MEMLEKET HAVASI
Kimi insan kendi memleketinde doğmuş, büyümüştür.
Çocukluğu da orada geçmiştir, ergenliği de…
Gençliği de orada geçmiştir, yaşanmışlığı da…
Her bir köşe taşı işlemiştir iliklerine kadar.
Hangi taşı kaldırsa altından ne çıkacağını bilir.
Kim kimin kızı, kimin oğlu, kimin torunu tanır.
Öyle olmuştur ki artık “Nerelisin?” sorusuna “Elhamdülillah” diye başlayarak cevap verir olmuştur.
Kimisi gurbet çocuğu olarak doğmuş, bilmediği bir kentte tanımadığı insanlar arasında büyümüştür.
İlerleyen yaşlarında hatırlayamayacağı insanlar girmiştir hayatına.
Oradan oraya savrulmuş, tutunacak dal aramıştır hayatı boyunca.
Zaman zaman memleket havası koklasa da, oralı olamamıştır hiç.
Kimisi de gerçek gurbetçidir.
Değil tanımadığı kent, tanımadığı insanlar, dillerini bile bilmez yaşadığı memleketin.
İnsanlarını tanımaz.
Yer edinmeye çalışır, kabullenmeye, kabullenilmeye…
Zamanla alışır, yada alışır gibi yapar o kentin yaşamına.
Ama hep özler memleket havasını, anasını, babasını…
Demem o ki, bir memleketi olmalı insanın.
Yaşamalı, yaşayamıyorsa özlemeli.
Gitmek, görmek istemeli.
Kendisi tanımasa da, onu tanıyanlar çıkmalı gittiğinde.
Az önce tanıştığı halde yıllarca tanıyor gibi candan olmalı sohbetleri.
Eskileri yâdetmeli, yenileri umut etmeli.
Bir memleketi olmalı insanın.
Uzun zaman sonra gittiğinde derin derin içine çekmeli havasını.

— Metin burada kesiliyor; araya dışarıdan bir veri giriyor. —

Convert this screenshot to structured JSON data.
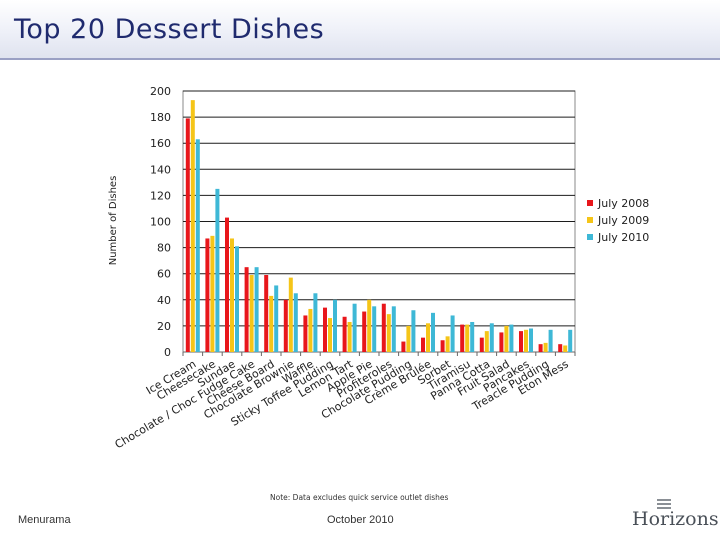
{
  "page": {
    "title": "Top 20 Dessert Dishes",
    "title_color": "#1f2a6e",
    "footer_left": "Menurama",
    "footer_center": "October 2010",
    "logo_text": "Horizons"
  },
  "chart_data": {
    "type": "bar",
    "title": "",
    "xlabel": "",
    "ylabel": "Number of Dishes",
    "ylim": [
      0,
      200
    ],
    "yticks": [
      0,
      20,
      40,
      60,
      80,
      100,
      120,
      140,
      160,
      180,
      200
    ],
    "grid": true,
    "legend_position": "right",
    "note": "Note: Data excludes quick service outlet dishes",
    "categories": [
      "Ice Cream",
      "Cheesecake",
      "Sundae",
      "Chocolate / Choc Fudge Cake",
      "Cheese Board",
      "Chocolate Brownie",
      "Waffle",
      "Sticky Toffee Pudding",
      "Lemon Tart",
      "Apple Pie",
      "Profiteroles",
      "Chocolate Pudding",
      "Crème Brûlée",
      "Sorbet",
      "Tiramisu",
      "Panna Cotta",
      "Fruit Salad",
      "Pancakes",
      "Treacle Pudding",
      "Eton Mess"
    ],
    "series": [
      {
        "name": "July 2008",
        "color": "#e8161b",
        "values": [
          179,
          87,
          103,
          65,
          59,
          40,
          28,
          34,
          27,
          31,
          37,
          8,
          11,
          9,
          21,
          11,
          15,
          16,
          6,
          6
        ]
      },
      {
        "name": "July 2009",
        "color": "#f5c518",
        "values": [
          193,
          89,
          87,
          59,
          43,
          57,
          33,
          26,
          23,
          40,
          29,
          20,
          22,
          12,
          21,
          16,
          20,
          17,
          7,
          5
        ]
      },
      {
        "name": "July 2010",
        "color": "#3eb8d6",
        "values": [
          163,
          125,
          81,
          65,
          51,
          45,
          45,
          40,
          37,
          35,
          35,
          32,
          30,
          28,
          23,
          22,
          21,
          18,
          17,
          17
        ]
      }
    ]
  }
}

Sokaklarında gezmeli, çeşmesinden su içmeli, yaylasına çıkmalı, denizinde kulaç atmalı.
Bir memleketi olmalı insanın.
Toprağına fidan dikmeli, umut yeşertmeli ve…
Hep umudu olmalı.
Bir daha geldiğinde yine soluduğu havaya şükredecek kadar umudu, yeni umutlar yeşertecek kadar güveni olmalı.
Yeni tohumlar ektiğinde heyecan duymalı yeşermesini beklerken, acaba büyür mü diye kaygı duymadan.
Geleceğe güvenle bakmalı…
Evet, sabretmeli belki, her doğan güneşi gördüğünde Yaradan’ın verdiği nimetlere şükrederek…
Ama ektiği tohumun hasat zamanını bilerek.